2
____
Лусия была уверена: на улице Каррера-де-Сан-Херонимо можно встретить больше священников, монахов и монахинь, чем на любой другой улице мира. От площади Пуэрта-дель-Соль до бульвара Реколетос почти в ряд стояли монастырь Нуэстра-Сеньора-де-ла-Виктория, церковь Нуэстра-Сеньора-дель-Буэн-Сучесо, женская обитель Нуэстра-Сеньора-де-ла-Асунсьон, часовня Итальянцев и монастырь Святого Духа. Были тут и жилые дома, но почти все они принадлежали церкви, и, по слухам, здесь в основном селились священнослужители. Однако величием храмов не скрыть городскую грязь: канализация работала плохо, по дорогам текли реки помоев. Летняя гроза разогнала местных жителей по домам, прервав привычное мельтешение священников.

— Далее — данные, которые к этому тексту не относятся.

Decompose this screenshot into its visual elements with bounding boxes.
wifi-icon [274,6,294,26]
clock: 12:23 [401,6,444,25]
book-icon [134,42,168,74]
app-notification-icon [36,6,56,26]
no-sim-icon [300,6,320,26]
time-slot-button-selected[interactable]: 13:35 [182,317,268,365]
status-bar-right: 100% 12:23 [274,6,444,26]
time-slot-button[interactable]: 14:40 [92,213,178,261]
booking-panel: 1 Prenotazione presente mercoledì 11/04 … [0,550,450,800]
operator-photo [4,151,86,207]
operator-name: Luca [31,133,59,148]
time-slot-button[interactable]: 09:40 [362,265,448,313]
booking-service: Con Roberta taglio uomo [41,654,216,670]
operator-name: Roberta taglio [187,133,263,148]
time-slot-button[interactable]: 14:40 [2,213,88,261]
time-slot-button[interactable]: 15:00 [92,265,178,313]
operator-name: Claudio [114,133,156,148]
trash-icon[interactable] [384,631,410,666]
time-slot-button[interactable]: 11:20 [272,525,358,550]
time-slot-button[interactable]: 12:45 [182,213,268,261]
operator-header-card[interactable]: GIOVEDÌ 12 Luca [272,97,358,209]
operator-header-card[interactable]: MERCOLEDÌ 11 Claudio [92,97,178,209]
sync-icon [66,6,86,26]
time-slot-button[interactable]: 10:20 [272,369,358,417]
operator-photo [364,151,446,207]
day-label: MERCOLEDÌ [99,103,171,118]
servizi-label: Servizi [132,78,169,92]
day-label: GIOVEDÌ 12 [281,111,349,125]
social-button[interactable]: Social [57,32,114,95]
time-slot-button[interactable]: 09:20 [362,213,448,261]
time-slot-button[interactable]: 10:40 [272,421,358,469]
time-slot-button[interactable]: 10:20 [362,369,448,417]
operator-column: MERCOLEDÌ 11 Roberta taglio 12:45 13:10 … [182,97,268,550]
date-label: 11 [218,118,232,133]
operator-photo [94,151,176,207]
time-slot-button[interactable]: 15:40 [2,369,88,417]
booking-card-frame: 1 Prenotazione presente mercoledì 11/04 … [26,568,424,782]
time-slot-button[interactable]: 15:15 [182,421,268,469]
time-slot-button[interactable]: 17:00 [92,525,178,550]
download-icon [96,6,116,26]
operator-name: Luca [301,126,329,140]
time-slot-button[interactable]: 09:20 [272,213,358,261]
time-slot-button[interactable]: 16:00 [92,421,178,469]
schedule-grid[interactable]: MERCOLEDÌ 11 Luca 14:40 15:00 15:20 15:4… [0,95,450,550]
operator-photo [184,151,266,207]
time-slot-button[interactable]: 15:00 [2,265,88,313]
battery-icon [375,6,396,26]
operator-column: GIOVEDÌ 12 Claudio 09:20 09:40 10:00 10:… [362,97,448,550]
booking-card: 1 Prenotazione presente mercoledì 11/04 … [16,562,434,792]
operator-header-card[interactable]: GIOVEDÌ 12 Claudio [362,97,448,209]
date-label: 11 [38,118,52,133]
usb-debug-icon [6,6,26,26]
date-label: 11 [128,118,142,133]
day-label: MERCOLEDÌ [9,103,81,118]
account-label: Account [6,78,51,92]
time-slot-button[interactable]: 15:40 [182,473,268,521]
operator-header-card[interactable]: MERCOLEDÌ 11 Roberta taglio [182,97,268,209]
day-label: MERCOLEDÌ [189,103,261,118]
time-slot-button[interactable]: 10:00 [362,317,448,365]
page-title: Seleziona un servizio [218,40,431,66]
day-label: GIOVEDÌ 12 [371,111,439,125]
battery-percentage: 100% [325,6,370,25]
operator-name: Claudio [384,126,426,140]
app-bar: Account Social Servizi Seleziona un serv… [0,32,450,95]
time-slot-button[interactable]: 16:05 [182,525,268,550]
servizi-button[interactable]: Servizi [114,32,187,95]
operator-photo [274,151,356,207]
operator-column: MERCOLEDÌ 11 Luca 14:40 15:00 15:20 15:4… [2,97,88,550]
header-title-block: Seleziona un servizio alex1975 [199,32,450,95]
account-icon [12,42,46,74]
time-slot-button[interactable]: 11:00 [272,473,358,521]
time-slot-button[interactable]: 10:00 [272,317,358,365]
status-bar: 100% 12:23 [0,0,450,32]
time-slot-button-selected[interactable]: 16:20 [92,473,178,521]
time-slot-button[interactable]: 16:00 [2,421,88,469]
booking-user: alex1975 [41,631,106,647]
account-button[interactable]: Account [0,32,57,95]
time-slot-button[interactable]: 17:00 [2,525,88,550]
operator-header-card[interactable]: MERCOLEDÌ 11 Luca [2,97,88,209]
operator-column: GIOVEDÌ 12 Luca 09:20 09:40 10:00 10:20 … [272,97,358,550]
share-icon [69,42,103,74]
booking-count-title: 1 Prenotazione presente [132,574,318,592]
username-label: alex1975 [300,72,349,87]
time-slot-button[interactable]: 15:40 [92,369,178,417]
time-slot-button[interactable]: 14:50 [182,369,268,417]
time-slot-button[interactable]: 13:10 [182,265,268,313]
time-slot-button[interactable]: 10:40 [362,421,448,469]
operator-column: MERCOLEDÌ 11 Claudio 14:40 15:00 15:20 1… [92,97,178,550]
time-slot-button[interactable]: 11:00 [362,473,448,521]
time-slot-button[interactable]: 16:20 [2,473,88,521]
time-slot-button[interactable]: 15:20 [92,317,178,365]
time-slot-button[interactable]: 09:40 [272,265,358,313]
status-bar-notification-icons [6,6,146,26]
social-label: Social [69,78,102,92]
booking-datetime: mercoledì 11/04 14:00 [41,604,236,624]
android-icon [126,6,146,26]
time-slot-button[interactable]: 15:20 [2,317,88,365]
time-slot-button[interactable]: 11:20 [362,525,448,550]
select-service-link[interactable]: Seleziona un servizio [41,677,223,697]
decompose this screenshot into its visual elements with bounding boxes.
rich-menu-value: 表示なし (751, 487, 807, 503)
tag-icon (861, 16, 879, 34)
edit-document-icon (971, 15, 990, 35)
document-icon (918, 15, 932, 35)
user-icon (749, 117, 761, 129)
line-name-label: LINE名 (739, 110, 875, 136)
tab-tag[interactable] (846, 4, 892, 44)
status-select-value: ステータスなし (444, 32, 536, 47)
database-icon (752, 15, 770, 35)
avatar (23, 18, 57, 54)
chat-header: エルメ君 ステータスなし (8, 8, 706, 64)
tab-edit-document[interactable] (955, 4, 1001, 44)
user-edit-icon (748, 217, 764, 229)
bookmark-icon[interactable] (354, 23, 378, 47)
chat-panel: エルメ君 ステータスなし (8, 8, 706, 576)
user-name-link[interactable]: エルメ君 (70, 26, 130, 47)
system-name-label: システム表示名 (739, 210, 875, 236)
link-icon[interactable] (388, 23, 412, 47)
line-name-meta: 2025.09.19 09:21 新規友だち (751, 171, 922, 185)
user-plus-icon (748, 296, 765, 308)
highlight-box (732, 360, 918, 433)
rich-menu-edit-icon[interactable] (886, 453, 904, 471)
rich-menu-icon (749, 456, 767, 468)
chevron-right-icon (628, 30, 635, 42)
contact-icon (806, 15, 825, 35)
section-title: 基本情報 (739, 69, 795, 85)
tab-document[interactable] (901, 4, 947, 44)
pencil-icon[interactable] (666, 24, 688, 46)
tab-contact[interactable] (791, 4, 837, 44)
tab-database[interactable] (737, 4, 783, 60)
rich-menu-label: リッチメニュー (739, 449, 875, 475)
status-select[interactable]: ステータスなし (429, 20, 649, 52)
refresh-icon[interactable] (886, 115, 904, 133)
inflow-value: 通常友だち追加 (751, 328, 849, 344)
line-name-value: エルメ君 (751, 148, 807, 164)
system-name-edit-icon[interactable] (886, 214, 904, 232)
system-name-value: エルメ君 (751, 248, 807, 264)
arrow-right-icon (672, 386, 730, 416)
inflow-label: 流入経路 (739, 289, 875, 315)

Лусия спряталась от дождя под козырьком винной лавки. С крыши лился поток, напоминавший густой конский хвост, и Лусия представила, что затаилась в пещере за кристально чистым водопадом — прекрасное убежище для девочки четырнадцати лет, отважной, живущей в согласии с окружающим миром. Она выжала свою рыжую шевелюру, и у ее ног образовалась лужица. В любой момент к ней в пещеру мог заглянуть какой-нибудь голодный мальчик с просьбой спасти его родителей от холеры, ведь ей были известны все снадобья и волшебные отвары, какие только можно приготовить из соков тропических деревьев и паучьего яда.
Лусия могла долго предаваться фантазиям, бродить по волшебному лабиринту, но действительность всегда рано или поздно разрушает придуманный мир: на этот раз она предстала в виде хозяина винной лавки, уставившегося на девочку похотливым взглядом — ее мокрое платье прилипло к телу, подчеркивая контуры хрупкой фигуры. Лусия не собиралась бежать. Она ответила лавочнику презрительным взглядом черных глаз из-под огненно-рыжих кудрей: «Только посмей. Только попробуй подойти». Во время вылазок в город она успела усвоить: нельзя показывать, что боишься. Жители Мадрида чуяли страх и, как гиены, сразу бросались на жертву.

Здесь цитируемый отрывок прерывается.